Thank you for the additional information. I will check and take it into account for the final recommendation.

评论

Reviewer redB:

Please let us know whether the authors have addressed your concerns.

Thanks.

-AC

最终决定

The final ratings are 5, 6, 6. However, it seems there are still some concerns as follow:

  • AP-Adaptor improvement over baselines are marginal. Reviewer did mention that the performance is far from manual prompting. However, the AC's opinion is that the paper is on improving over automatic prompting so this is not such a big issue to him. Automatic prompt will not beat manual prompting at this time for sure but the research must still go on. So, the AC is not that concerned about achieving "commercial grade" for automatic prompting yet.
  • AP-Adaptor may not be truly out-of-domain capable. This stems from the concerns that the approach is simply a result of a bunch of diversified checkpoints that allow AP-Adaptor to be multi-domain.
  • The proposed method is heavily dependent on the quality of the prompt generated by the LLM. The authors tried to address these concerns by proposing two solutions but clearly the solutions are just hypothetical -- the AC don't find this very satisfying in his opinion.
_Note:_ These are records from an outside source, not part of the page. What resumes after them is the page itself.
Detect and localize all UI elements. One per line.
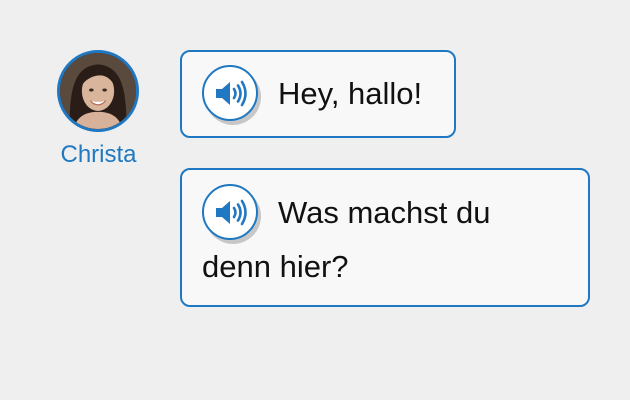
avatar — [57, 50, 139, 132]
message-bubble: Hey, hallo! — [180, 50, 456, 138]
play-audio-button[interactable] — [202, 184, 258, 240]
speaker-volume-icon — [216, 199, 247, 226]
play-audio-button[interactable] — [202, 65, 258, 121]
speaker-name: Christa — [60, 141, 137, 168]
message-bubble: Was machst du denn hier? — [180, 168, 590, 307]
speaker-volume-icon — [216, 80, 247, 107]
speaker-block: Christa — [55, 50, 145, 169]
message-text: Hey, hallo! — [278, 76, 423, 111]
dialogue-panel: Christa Hey, hallo! Was machst du denn h… — [0, 0, 630, 400]
portrait-image — [60, 53, 136, 129]
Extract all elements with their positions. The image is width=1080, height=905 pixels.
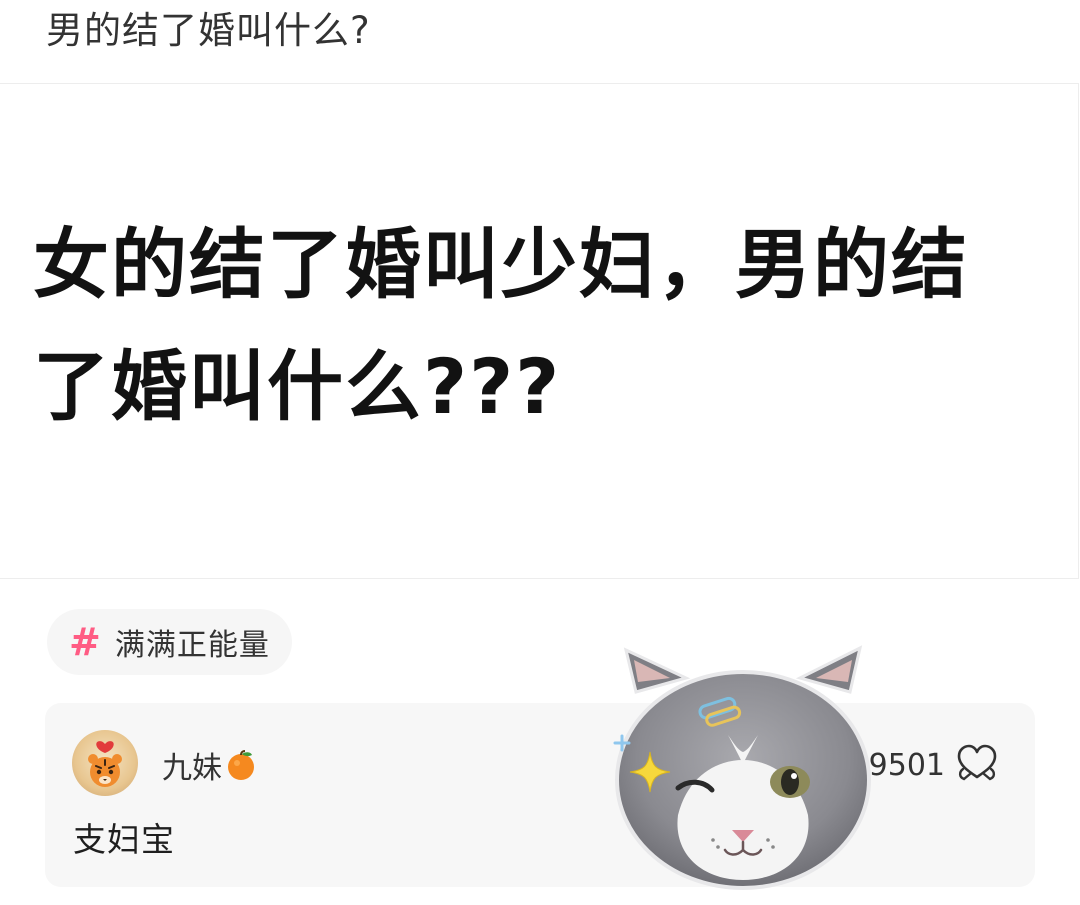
- heart-hands-icon: [955, 743, 999, 787]
- topic-tag[interactable]: # 满满正能量: [47, 609, 292, 675]
- post-image-text-line-2: 了婚叫什么???: [33, 342, 562, 431]
- orange-emoji-icon: [226, 749, 256, 781]
- post-detail-page: 男的结了婚叫什么? 女的结了婚叫少妇，男的结 了婚叫什么??? # 满满正能量: [0, 0, 1080, 905]
- like-count: 9501: [868, 747, 945, 783]
- comment-text: 支妇宝: [73, 820, 175, 859]
- post-image-text-line-1: 女的结了婚叫少妇，男的结: [33, 220, 969, 309]
- avatar[interactable]: [72, 730, 138, 796]
- hashtag-icon: #: [69, 620, 101, 664]
- comment-card[interactable]: 九妹 支妇宝 9501: [45, 703, 1035, 887]
- post-image[interactable]: 女的结了婚叫少妇，男的结 了婚叫什么???: [0, 83, 1079, 579]
- post-title: 男的结了婚叫什么?: [46, 9, 371, 52]
- tiger-avatar-icon: [88, 741, 122, 787]
- like-button[interactable]: 9501: [869, 743, 999, 787]
- comment-author[interactable]: 九妹: [162, 743, 256, 787]
- winking-cat-sticker: [608, 640, 878, 895]
- comment-author-name: 九妹: [162, 751, 222, 786]
- topic-tag-label: 满满正能量: [114, 628, 270, 663]
- post-image-text: 女的结了婚叫少妇，男的结 了婚叫什么???: [33, 204, 1023, 448]
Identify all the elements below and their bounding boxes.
Upon further discussions, reviewers remain a bit borderline on the second point and the third point. On (2), reviewers raised the point of whether the proposed approach is genuinely out-of-domain capable and whether the evaluation setting is entirely fair.

After careful considerations, the AC urged the authors to address the second and third point strongly in the final manuscript and decided to accept the paper as the reviewers finally are slightly more positive than negative about the paper.